覚せい剤所持などの疑いで歌手の槇原敬之が逮捕された。沢尻エリカやピエール瀧など、芸能人の薬物での逮捕が相次いでいる。なぜ違法薬物をやってしまうのか、解決方法はあるのだろうか。
■個人で生きる自由な時代
現代社会は個々人がバラバラになっているというところから始まる。一時期「自己責任」などという言葉も流行ったが、社会はどんどん人々にとって、自由でかつ厳しい社会になっているのだ。
人々は様々なテクノロジーを発展させて、地域社会やコミュニティから自由になり、個人で生きやすい社会をつくってきた。
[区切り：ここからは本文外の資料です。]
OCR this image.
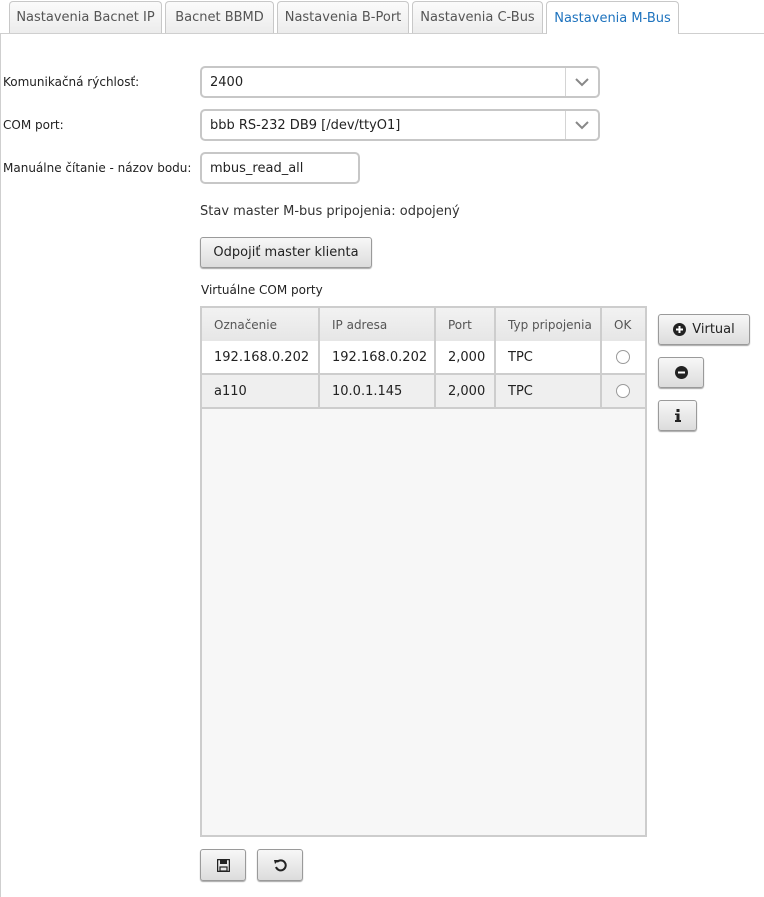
Nastavenia Bacnet IP	Bacnet BBMD	Nastavenia B-Port	Nastavenia C-Bus	Nastavenia M-Bus
Komunikačná rýchlosť:	2400
COM port:	bbb RS-232 DB9 [/dev/ttyO1]
Manuálne čítanie - názov bodu:
mbus_read_all
Stav master M-bus pripojenia: odpojený
Odpojiť master klienta
Virtuálne COM porty
Označenie	IP adresa	Port	Typ pripojenia	OK
192.168.0.202	192.168.0.202	2,000	TPC
a110	10.0.1.145	2,000	TPC
Virtual
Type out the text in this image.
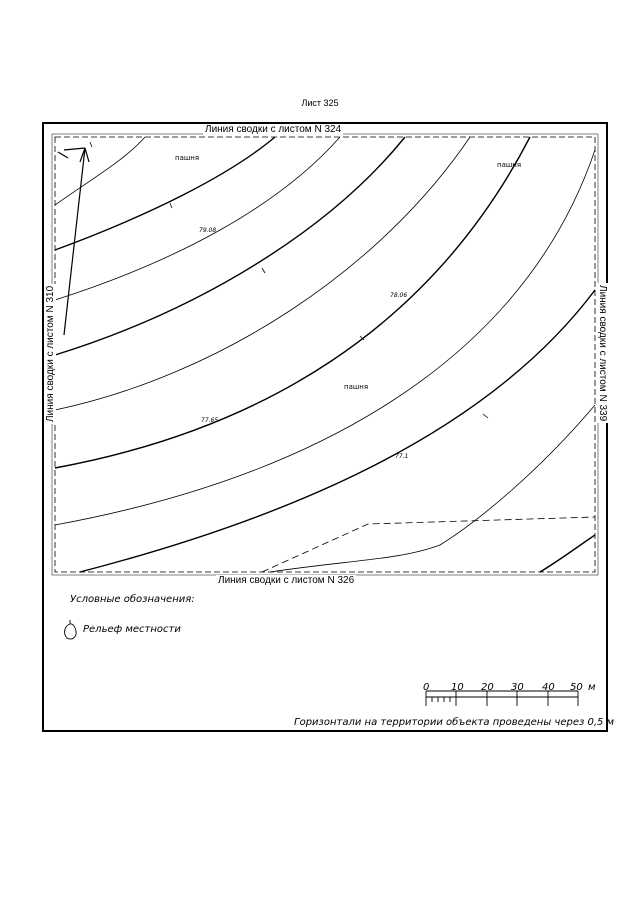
Лист 325
Линия сводки с листом N 324
Линия сводки с листом N 326
Линия сводки с листом N 310	Линия сводки с листом N 339
пашня
пашня
пашня
79.08
78.06
77.65
77.1
Условные обозначения:
Рельеф местности
0 10 20 30 40 50 м
Горизонтали на территории объекта проведены через 0,5 м
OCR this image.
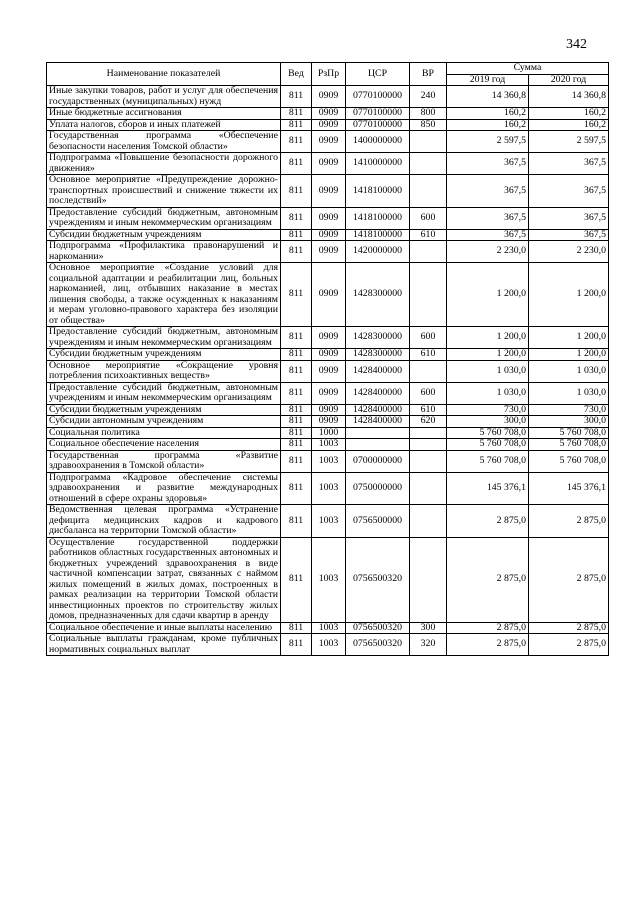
342
Наименование показателей	Вед	РзПр	ЦСР	ВР	Сумма	
					2019 год	2020 год
Иные закупки товаров, работ и услуг для обеспечения государственных (муниципальных) нужд	811	0909	0770100000	240	14 360,8	14 360,8
Иные бюджетные ассигнования	811	0909	0770100000	800	160,2	160,2
Уплата налогов, сборов и иных платежей	811	0909	0770100000	850	160,2	160,2
Государственная программа «Обеспечение безопасности населения Томской области»	811	0909	1400000000		2 597,5	2 597,5
Подпрограмма «Повышение безопасности дорожного движения»	811	0909	1410000000		367,5	367,5
Основное мероприятие «Предупреждение дорожно-транспортных происшествий и снижение тяжести их последствий»	811	0909	1418100000		367,5	367,5
Предоставление субсидий бюджетным, автономным учреждениям и иным некоммерческим организациям	811	0909	1418100000	600	367,5	367,5
Субсидии бюджетным учреждениям	811	0909	1418100000	610	367,5	367,5
Подпрограмма «Профилактика правонарушений и наркомании»	811	0909	1420000000		2 230,0	2 230,0
Основное мероприятие «Создание условий для социальной адаптации и реабилитации лиц, больных наркоманией, лиц, отбывших наказание в местах лишения свободы, а также осужденных к наказаниям и мерам уголовно-правового характера без изоляции от общества»	811	0909	1428300000		1 200,0	1 200,0
Предоставление субсидий бюджетным, автономным учреждениям и иным некоммерческим организациям	811	0909	1428300000	600	1 200,0	1 200,0
Субсидии бюджетным учреждениям	811	0909	1428300000	610	1 200,0	1 200,0
Основное мероприятие «Сокращение уровня потребления психоактивных веществ»	811	0909	1428400000		1 030,0	1 030,0
Предоставление субсидий бюджетным, автономным учреждениям и иным некоммерческим организациям	811	0909	1428400000	600	1 030,0	1 030,0
Субсидии бюджетным учреждениям	811	0909	1428400000	610	730,0	730,0
Субсидии автономным учреждениям	811	0909	1428400000	620	300,0	300,0
Социальная политика	811	1000			5 760 708,0	5 760 708,0
Социальное обеспечение населения	811	1003			5 760 708,0	5 760 708,0
Государственная программа «Развитие здравоохранения в Томской области»	811	1003	0700000000		5 760 708,0	5 760 708,0
Подпрограмма «Кадровое обеспечение системы здравоохранения и развитие международных отношений в сфере охраны здоровья»	811	1003	0750000000		145 376,1	145 376,1
Ведомственная целевая программа «Устранение дефицита медицинских кадров и кадрового дисбаланса на территории Томской области»	811	1003	0756500000		2 875,0	2 875,0
Осуществление государственной поддержки работников областных государственных автономных и бюджетных учреждений здравоохранения в виде частичной компенсации затрат, связанных с наймом жилых помещений в жилых домах, построенных в рамках реализации на территории Томской области инвестиционных проектов по строительству жилых домов, предназначенных для сдачи квартир в аренду	811	1003	0756500320		2 875,0	2 875,0
Социальное обеспечение и иные выплаты населению	811	1003	0756500320	300	2 875,0	2 875,0
Социальные выплаты гражданам, кроме публичных нормативных социальных выплат	811	1003	0756500320	320	2 875,0	2 875,0
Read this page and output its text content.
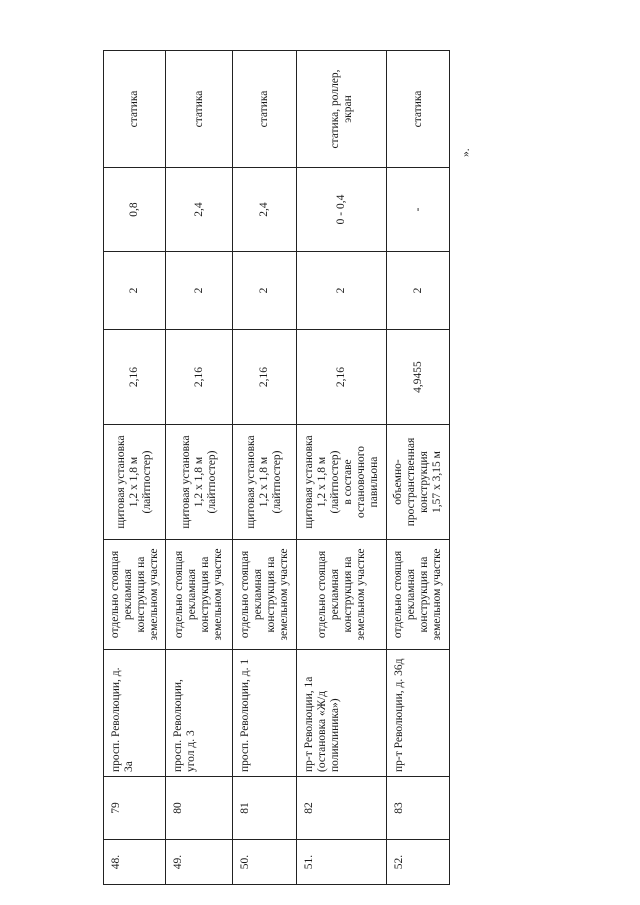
48.
79
просп. Революции, д.
3а
отдельно стоящая
рекламная
конструкция на
земельном участке
щитовая установка
1,2 х 1,8 м
(лайтпостер)
2,16
2
0,8
статика
49.
80
просп. Революции,
угол д. 3
отдельно стоящая
рекламная
конструкция на
земельном участке
щитовая установка
1,2 х 1,8 м
(лайтпостер)
2,16
2
2,4
статика
50.
81
просп. Революции, д. 1
отдельно стоящая
рекламная
конструкция на
земельном участке
щитовая установка
1,2 х 1,8 м
(лайтпостер)
2,16
2
2,4
статика
51.
82
пр-т Революции, 1а
(остановка «Ж/д
поликлиника»)
отдельно стоящая
рекламная
конструкция на
земельном участке
щитовая установка
1,2 х 1,8 м
(лайтпостер)
в составе
остановочного
павильона
2,16
2
0 - 0,4
статика, роллер,
экран
52.
83
пр-т Революции, д. 36д
отдельно стоящая
рекламная
конструкция на
земельном участке
объемно-
пространственная
конструкция
1,57 х 3,15 м
4,9455
2
-
статика
».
インターネットの発達は、いつでも人々と繋がっている気分をもたらしてくれるが、同時に、より個人で生きることを促してもいる。
■不安感の増大
このような現代社会の特徴は、「大きな物語の凋落」として現代批評的文脈では広く知られるところだ。社会的な共通の文脈がバラバラとなり、個々人が趣味的に、私的に、生きていくしかなくなった時代である。
「オタクの時代」の台頭もこの流れでよく理解しやすい。趣味的に生きることに没頭できればそれでよいが、そもそも「自分はどう生きればいいんだろう」ということは不安定である。
安定的な経済の時代も終わってしまった。日本の社会保障も主に高齢者向けである。芸能人も芸能人でなくても、不安定だ。